Hello AFNI Team,
I am trying to input ROI data from an experiment into the Sleuth application from the Brainmap database. My only issue is that the irregular ROI has too many voxels for the Sleuth application to handle all at once. Could someone reccomend a solution on how to split my original ROI image into several (ideally 4) smaller ROI’s that could be added to equal my original image? My goal is that by feeding separate, smaller ROIs into the Sleuth application, I can still get the related data I need. I understand 3dcalc may be able to help, but specific suggestions on how to approach this problem would be greatly appreciated.
I have never used Sleuth or Brainmap, so I don’t know how chopping up your data will affect performance of the tool.
Two ideas that come to mind:
- if you know where your region is, you could use 3dcalc commands with i,j,k or x,y,z values to divide the brain into quadrants, and then select those.

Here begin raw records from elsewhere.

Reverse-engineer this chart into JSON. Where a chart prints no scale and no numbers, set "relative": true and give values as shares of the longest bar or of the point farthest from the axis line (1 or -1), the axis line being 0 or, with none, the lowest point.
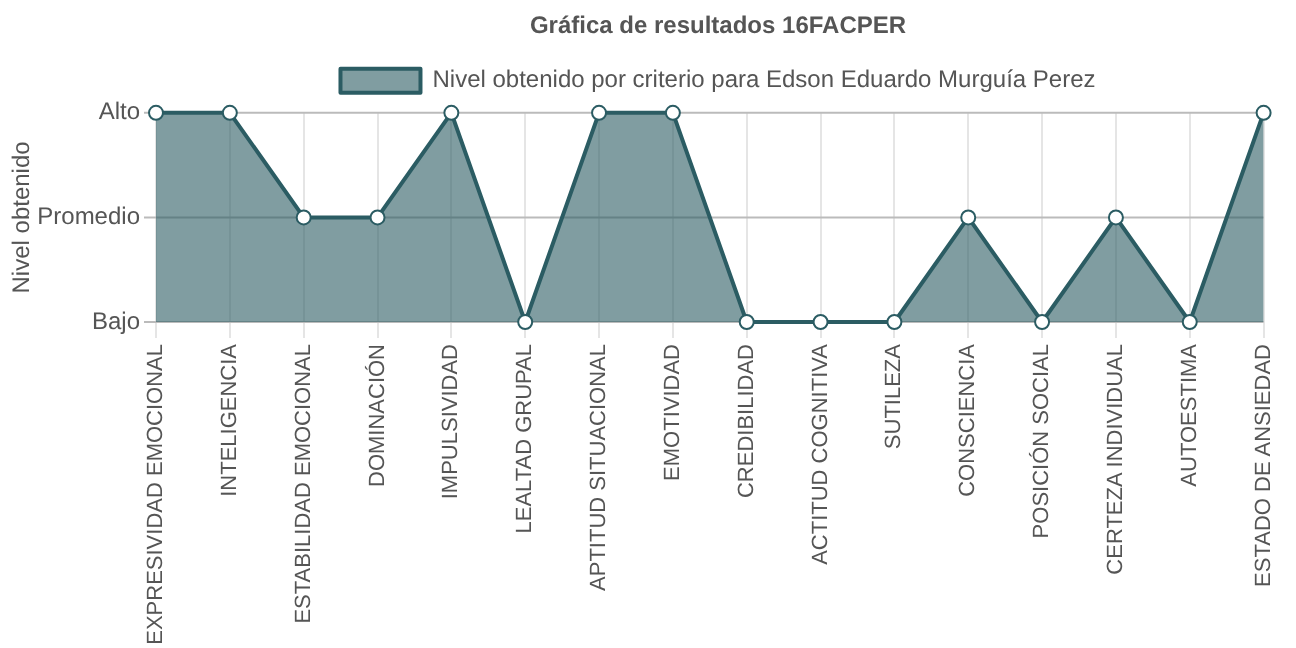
{
  "chart_data": {
    "type": "area",
    "title": "Gráfica de resultados 16FACPER",
    "ylabel": "Nivel obtenido",
    "categories": [
      "EXPRESIVIDAD EMOCIONAL",
      "INTELIGENCIA",
      "ESTABILIDAD EMOCIONAL",
      "DOMINACIÓN",
      "IMPULSIVIDAD",
      "LEALTAD GRUPAL",
      "APTITUD SITUACIONAL",
      "EMOTIVIDAD",
      "CREDIBILIDAD",
      "ACTITUD COGNITIVA",
      "SUTILEZA",
      "CONSCIENCIA",
      "POSICIÓN SOCIAL",
      "CERTEZA INDIVIDUAL",
      "AUTOESTIMA",
      "ESTADO DE ANSIEDAD"
    ],
    "series": [
      {
        "name": "Nivel obtenido por criterio para Edson Eduardo Murguía Perez",
        "color": "#2b5c63",
        "values": [
          1,
          1,
          0.5,
          0.5,
          1,
          0,
          1,
          1,
          0,
          0,
          0,
          0.5,
          0,
          0.5,
          0,
          1
        ]
      }
    ],
    "relative": true,
    "ref_lines": [
      {
        "axis": "y",
        "value": 0,
        "label": "Bajo",
        "color": "#bbbbbb"
      },
      {
        "axis": "y",
        "value": 0.5,
        "label": "Promedio",
        "color": "#bbbbbb"
      },
      {
        "axis": "y",
        "value": 1,
        "label": "Alto",
        "color": "#bbbbbb"
      }
    ],
    "grid": "x",
    "legend": "top",
    "marker": "circle",
    "line_style": "solid"
  }
}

In the following, the “i”, “j” and “k” letters are literally those, but you would have to put in some number values for X0 and Y0, which would represent (integer) slice numbers:
3dcalc -a ROI_SET -expr 'a*step(X0 - i)*step(Y0 -j)' -prefix my_ROI_01.nii.gz
3dcalc -a ROI_SET -expr 'a*(1-step(X0-i))*step(Y0 -j)' -prefix my_ROI_02.nii.gz
3dcalc -a ROI_SET -expr 'a*(1-step(X0-i))*(1-step(Y0 -j))' -prefix my_ROI_03.nii.gz
3dcalc -a ROI_SET -expr 'a*step(X0-i)*(1-step(Y0 -j))' -prefix my_ROI_04.nii.gz
… and be sure to check visually3dcalc-ically that all parts are accounted for, i.e., the sum of these gives your original set. This would involve knowing the center of mass of your ROI, probably, for putting X0 and Y0 values that are useful; you could get that with 3dCM.
- You could make a random data set of four values, and then assign those overlaps to carry your volumes:
# Makes a data set of size ROI_SET whose integer voxel values are uniformly sampled from the inclusive interval [0..3].
3dcalc -a ROI_SET -expr 'iran(3)' -prefix RANDOM.nii.gz -overwrite
# now use those to parcellate the dset/region:
3dcalc -a ROI_SET -b RANDOM.nii.gz -expr 'a*equals(b,0)' -prefix my_ROI_01 -overwrite
3dcalc -a ROI_SET -b RANDOM.nii.gz -expr 'a*equals(b,1)' -prefix my_ROI_02 -overwrite
3dcalc -a ROI_SET -b RANDOM.nii.gz -expr 'a*equals(b,2)' -prefix my_ROI_03 -overwrite
3dcalc -a ROI_SET -b RANDOM.nii.gz -expr 'a*equals(b,3)' -prefix my_ROI_04 -overwrite
The benefit of this method is that your regions should be roughly the same sized by random luck (theoretically), regardless of your data set’s placement in space. Also, you don’t need to know its center of mass. (And again, you should doublecheck that everything went well by summing up your parcels and subtracting the result from the original, making sure that you get zero everywhere.)
Again, how either method could affect your output results, I have absolutely no idea.
Thank you so much for that thourough response!
The as long as subtracting the resultant ROIs from my original ROIs gives all zeros, both of these methods should lead me to the same end data in the Sleuth application. I’ll be trying both out soon, and I very much appreciate the help.
According to their documentation, you are limited to 5000 voxels.
ROIs must be formatted as binary NIfTI (http://nifti.nimh.nih.gov) images
with 1x1x1 mm3 resolution, and the ROI must not extend across more than 5000 voxels.
That’s not a lot of voxels at anatomical resolution, but it may be useful at EPI data resolution. Consider resampling ROIs to a lower resolution with 3dfractionize or 3dresample. Also “3dAutobox -noclust” can be used to limit the dataset, even the zero voxels, to the smallest box that contains the ROI.